Third, developing consensus over global challenges requires international cooperation. The exceptional scale of the current crisis coupled with the fear that governments responding to the crisis differently to others will face fierce questions explains why, even in the absence of coordination, all nations individually have acted similarly. But countries are likely to be affected differently, at least in the short run, on many other important matters. For example, the degree of underlying inequality varies across countries and some countries experience more acute climate-related risks, like forest fires or rising sea levels, than other nations. This means that atomistic development of consensus through peer pressure, unlike in the case of COVID-19, is highly unlikely. Local action, meanwhile, cannot offer meaningful solutions because markets are still global and responsible governments and businesses will not be able to compete if others do not act similarly.

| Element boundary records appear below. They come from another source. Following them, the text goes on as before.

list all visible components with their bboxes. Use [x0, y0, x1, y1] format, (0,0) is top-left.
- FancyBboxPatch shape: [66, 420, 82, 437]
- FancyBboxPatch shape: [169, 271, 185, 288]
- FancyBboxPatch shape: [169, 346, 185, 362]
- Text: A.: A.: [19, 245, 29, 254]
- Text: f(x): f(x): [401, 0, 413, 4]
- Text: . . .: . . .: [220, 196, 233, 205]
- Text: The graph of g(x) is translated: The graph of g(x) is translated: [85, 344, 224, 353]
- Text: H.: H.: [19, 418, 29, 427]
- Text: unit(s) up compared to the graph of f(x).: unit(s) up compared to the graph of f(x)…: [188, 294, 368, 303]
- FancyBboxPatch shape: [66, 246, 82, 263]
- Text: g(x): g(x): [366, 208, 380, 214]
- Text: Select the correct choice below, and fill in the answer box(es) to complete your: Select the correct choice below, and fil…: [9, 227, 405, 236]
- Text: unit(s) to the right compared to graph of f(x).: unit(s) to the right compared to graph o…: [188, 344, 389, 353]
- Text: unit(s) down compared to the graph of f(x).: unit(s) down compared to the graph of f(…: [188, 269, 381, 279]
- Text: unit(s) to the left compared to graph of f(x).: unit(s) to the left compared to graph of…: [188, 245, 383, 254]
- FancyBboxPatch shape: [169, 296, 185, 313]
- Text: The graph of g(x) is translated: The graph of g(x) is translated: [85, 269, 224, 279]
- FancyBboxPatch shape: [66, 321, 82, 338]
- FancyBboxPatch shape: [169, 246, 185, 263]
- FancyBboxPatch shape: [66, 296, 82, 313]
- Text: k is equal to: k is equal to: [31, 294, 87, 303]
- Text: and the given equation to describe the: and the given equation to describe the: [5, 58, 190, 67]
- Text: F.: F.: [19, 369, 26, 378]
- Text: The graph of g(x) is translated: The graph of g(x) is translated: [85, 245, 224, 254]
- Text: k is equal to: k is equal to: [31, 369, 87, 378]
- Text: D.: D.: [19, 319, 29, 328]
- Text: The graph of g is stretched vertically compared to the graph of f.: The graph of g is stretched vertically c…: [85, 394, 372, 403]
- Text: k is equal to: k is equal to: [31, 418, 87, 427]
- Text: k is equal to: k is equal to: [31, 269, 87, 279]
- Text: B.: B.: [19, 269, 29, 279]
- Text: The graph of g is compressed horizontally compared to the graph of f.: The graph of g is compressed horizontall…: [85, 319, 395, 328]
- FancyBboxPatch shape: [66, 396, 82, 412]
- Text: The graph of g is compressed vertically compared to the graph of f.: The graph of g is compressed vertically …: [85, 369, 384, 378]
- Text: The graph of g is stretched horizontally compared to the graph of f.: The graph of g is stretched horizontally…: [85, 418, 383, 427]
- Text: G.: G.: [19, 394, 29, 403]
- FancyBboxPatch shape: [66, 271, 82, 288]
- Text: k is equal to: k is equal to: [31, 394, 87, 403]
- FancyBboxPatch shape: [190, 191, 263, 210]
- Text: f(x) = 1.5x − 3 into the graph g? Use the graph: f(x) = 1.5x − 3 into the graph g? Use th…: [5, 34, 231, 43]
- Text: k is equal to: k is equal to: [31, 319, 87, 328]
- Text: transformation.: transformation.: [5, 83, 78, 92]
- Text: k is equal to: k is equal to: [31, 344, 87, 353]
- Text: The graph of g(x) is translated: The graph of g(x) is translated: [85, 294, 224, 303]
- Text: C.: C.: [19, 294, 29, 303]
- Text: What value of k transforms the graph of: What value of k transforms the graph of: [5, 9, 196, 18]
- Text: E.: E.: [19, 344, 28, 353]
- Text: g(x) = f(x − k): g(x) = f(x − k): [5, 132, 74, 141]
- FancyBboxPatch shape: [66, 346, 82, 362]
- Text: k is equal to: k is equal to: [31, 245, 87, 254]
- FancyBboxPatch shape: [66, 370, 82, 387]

To sum up, if we want businesses to act responsibly, we need to deliver a clear message by developing consensus over global challenges and communicating it clearly to businesses as one shared global voice. We also need to set out what practical steps businesses need to take to achieve the common goal – whether through government nudges or endorsements in social and news media. Where threats affect nations differently, this can be achieved only through cooperation on a global scale. Given the rise of national sovereign interests and national governments, we are facing a huge task in developing broad consensus on matters that are important. The arrival of responsible capitalism may thus take time. For now, until this consensus is formed, blame us and our elected governments, not businesses, for the failures of capitalism.
Suren Gomtsian is an associate professor in business law at the University of Leeds School of Law and Co-Deputy Director at the Centre for Business Law and Practice.